ComputerName     : 172.16.0.1
RemoteAddress    : 172.16.0.1
RemotePort       : 4222
InterfaceAlias   : Ethernet
SourceAddress    : 172.16.0.1
TcpTestSucceeded : True

If TcpTestSucceeded is False, this indicates that there is a firewall issue or that the NATS service is not running on the target Agent.

Required ports

Ensure the following ports are open between all DataMiner Agents:

  • Port 4222: NATS client connections
  • Port 6222: NATS cluster communication (not required in a standalone agent setup)

Resetting/repairing the BrokerGateway NATS cluster

To reset or repair a NATS cluster, use the tool C:\Skyline DataMiner\Tools\NATSRepair.exe, as detailed below.

Only do this if you are sure that the system uses the BrokerGateway‑managed NATS solution (see Confirm the system uses BrokerGateway-managed NATS for info on how to check this).

Note

This will not work if automatic NATS configuration is disabled.

  1. Run C:\Skyline DataMiner\Tools\NATSRepair.exe on one DMA in the system.

    When executed, the tool returns a list of known DataMiner endpoints that will be used to configure the NATS cluster. For example:

    The current known agents are the following:
    172.16.0.1
    172.16.0.2
    172.16.0.3
    
    This structure will be applied to the NATS cluster.
    If agents are missing or incorrect, do not continue and change C:\Skyline DataMiner\Configurations\ClusterEndpoints.json.
    Do you want to continue? (y/n):
    

    This list of endpoints is derived from C:\Skyline DataMiner\Configurations\ClusterEndpoints.json. All IP addresses listed in that file must accurately reflect the complete set of DMAs in the cluster.

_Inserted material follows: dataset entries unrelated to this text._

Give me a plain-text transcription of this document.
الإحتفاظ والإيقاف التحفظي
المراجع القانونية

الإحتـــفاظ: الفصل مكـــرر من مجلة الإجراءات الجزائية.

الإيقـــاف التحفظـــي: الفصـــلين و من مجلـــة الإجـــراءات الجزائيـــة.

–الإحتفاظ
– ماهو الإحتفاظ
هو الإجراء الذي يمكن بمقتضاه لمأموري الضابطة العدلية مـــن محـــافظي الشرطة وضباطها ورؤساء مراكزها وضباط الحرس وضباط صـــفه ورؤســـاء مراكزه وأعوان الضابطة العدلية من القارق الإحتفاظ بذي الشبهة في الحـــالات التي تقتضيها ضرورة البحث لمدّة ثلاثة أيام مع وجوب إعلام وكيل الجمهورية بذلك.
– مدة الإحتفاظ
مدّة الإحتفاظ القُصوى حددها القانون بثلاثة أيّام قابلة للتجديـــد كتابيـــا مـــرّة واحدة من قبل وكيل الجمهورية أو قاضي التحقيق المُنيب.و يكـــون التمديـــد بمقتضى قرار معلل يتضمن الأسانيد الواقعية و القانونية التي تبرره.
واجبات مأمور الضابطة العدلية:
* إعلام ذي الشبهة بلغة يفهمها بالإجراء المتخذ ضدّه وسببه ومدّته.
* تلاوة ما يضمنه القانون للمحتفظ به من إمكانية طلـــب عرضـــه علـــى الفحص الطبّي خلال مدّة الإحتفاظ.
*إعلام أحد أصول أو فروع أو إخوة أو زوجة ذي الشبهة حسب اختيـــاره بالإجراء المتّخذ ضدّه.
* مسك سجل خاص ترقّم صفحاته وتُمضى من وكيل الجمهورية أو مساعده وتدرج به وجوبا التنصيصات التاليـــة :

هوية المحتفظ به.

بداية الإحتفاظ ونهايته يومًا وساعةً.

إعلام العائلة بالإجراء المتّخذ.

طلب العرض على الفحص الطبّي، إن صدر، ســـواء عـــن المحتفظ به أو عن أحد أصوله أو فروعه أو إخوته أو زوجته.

  2. Before proceeding, validate the endpoint list:

    • If all displayed endpoints are correct, continue with the repair by entering y.

    • If any endpoints are missing or incorrect, enter n to stop, and manually update ClusterEndpoints.json by adding or removing entries as appropriate. Then rerun NATSRepair.exe.

    Only proceed when the list of IPs shown by NATSRepair matches the intended cluster composition.

  3. The tool will reconfigure NATS on all Agents and restart the necessary services.